滅多に乗ることがないJRの駅から見る町は、まるで旅先の知らない場所のようだ。眼鏡で矯正した視界は、歩くことには支障がないけれど、酔っ払っているときはこんなふうに見えているような気がするなと思うようなもので、乗り合わせた人たちの会話の声は、どこか遠くから聞こえてくる。金橋駅では近くのショッピングモールに勤める人が降り、三輪駅では大神神社に行く人が降り、列車は山の辺の道に沿うように盆地の東側のなだらかな山の麓を北上する。車窓からは奈良の典型のようなこじんまりとした農村風景が見えて、聞き覚えのある駅名をいくつか通り過ぎ、あっという間に天理駅についた。小学校の時、校庭を走った距離で県内の路線を一周するというプリントがあって、僕たちは競うように休み時間も放課後も、小さな楕円形のラインの上をぐるぐると走り続けたことを思い出した。まったくここは小さな世界である。天理駅前は、不必要にきれいに整備されていて、空っぽの風景が広がっている。まだ予約の時間には少し早いので商店街でかろうじて営業されている喫茶店を見つけてコーヒーを一杯飲んだ。考えてみれば、コンタクトレンズなしに外へ出るのは、極めて新鮮な経験である。眼鏡では矯正し切れない乱視が天井のライトを花火のように見せる。初めてこのことに気づいたのは、オーストラリアで夜行バスから街灯の光を見た時だったろうか。僕にとってそう見えるものは、それが世界そのものである。見えるものと見えないものがあるのではなく、この世界は、私にとって絶対的に見えるものでできている。土曜日の病院は、特殊な外来だけのようで並べられたたくさんのイスに腰掛ける人はほとんどなく、予約時間より前に名前を呼ばれた。サンコンタクトの担当者は、とても誠実そうな人で、僕の日頃の疑問に丁寧に答え、適切な対応をしてくださる。「遠くがすっきり見える方がいいですか、それとも近くが見える方がいいですか?」これが難しい質問である。「近くは、老眼鏡で対応します」と言いながらも、近くが見えれば本が読めるのかなと心の中で呟いた。帰りには、駅前商店街を何度か往復して、妙に棚がきれいに整理された古本屋に一軒寄り自分がいかに何も知らないかに失望したあと、普通の食堂に入ってカツ丼を頼む。他には高校生の男の子とお母さんの客がいて、僕が「タバコ吸えますか」と店主に聞くとお母さんがちょっとこちらの方を見たような気がした。今の時代、喫煙可かどうかは別にして、こちらが自粛しないといけない。二人は一言も話すことなく、向かい合っている。母と息子とはそういうものかもしれない。二人が出て行ったあと、やっとタバコを吸えると思ったら、入れ替わりに幼い子どもをベビーカーに乗せた親子連れが入ってきて、もう絶望的である。不満があるわけではない。仕方のないことである。駅まで戻ると空っぽだった駅前には、案外人が集まっていてそれなりに「広場」としての機能を果たしていた。

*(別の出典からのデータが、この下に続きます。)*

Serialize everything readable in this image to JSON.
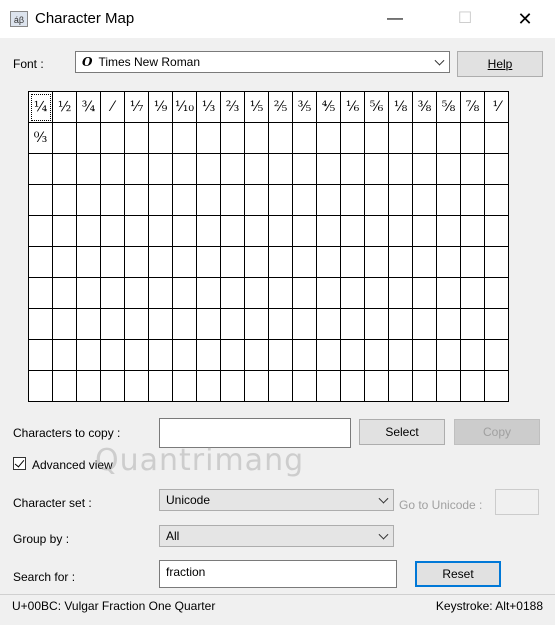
{
  "window": {
    "title": "Character Map",
    "icon": "charmap-app-icon"
  },
  "controls": {
    "minimize": "—",
    "maximize": "☐",
    "close": "✕"
  },
  "font": {
    "label": "Font :",
    "value": "Times New Roman",
    "type_icon": "O",
    "help_button": "Help"
  },
  "grid": {
    "characters": [
      "¼",
      "½",
      "¾",
      "⁄",
      "⅐",
      "⅑",
      "⅒",
      "⅓",
      "⅔",
      "⅕",
      "⅖",
      "⅗",
      "⅘",
      "⅙",
      "⅚",
      "⅛",
      "⅜",
      "⅝",
      "⅞",
      "⅟",
      "↉"
    ],
    "selected_index": 0
  },
  "copy": {
    "label": "Characters to copy :",
    "value": "",
    "select_button": "Select",
    "copy_button": "Copy"
  },
  "advanced": {
    "label": "Advanced view",
    "checked": true
  },
  "charset": {
    "label": "Character set :",
    "value": "Unicode",
    "goto_label": "Go to Unicode :",
    "goto_value": ""
  },
  "groupby": {
    "label": "Group by :",
    "value": "All"
  },
  "search": {
    "label": "Search for :",
    "value": "fraction",
    "reset_button": "Reset"
  },
  "status": {
    "text": "U+00BC: Vulgar Fraction One Quarter",
    "keystroke": "Keystroke: Alt+0188"
  },
  "watermark": "Quantrimang"
}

香久山は、きっと香久山駅の近くにあるんだろう。今度、香久山駅で降りてみよう。畝傍駅の次だから、降りればよく車で通っているところのような気もするけれど。

考えたら、JRに乗るとすぐ近くでも結構旅気分が味わえる。これで当然帰れるのに小さな宿で一泊すれば十分楽しい旅である。

帰りに寄ったイオンモールの大きな自動ドアが開くと冷たい風が吹いた。店頭には、冬物が所狭しと並べられ、夏の名残りは、ワゴンセールに追いやられていた。いつも思うけれど、なぜイオンモールで知り合いに会うことは滅多にないのだろう。あんなにたくさんの人が行き交っているのに。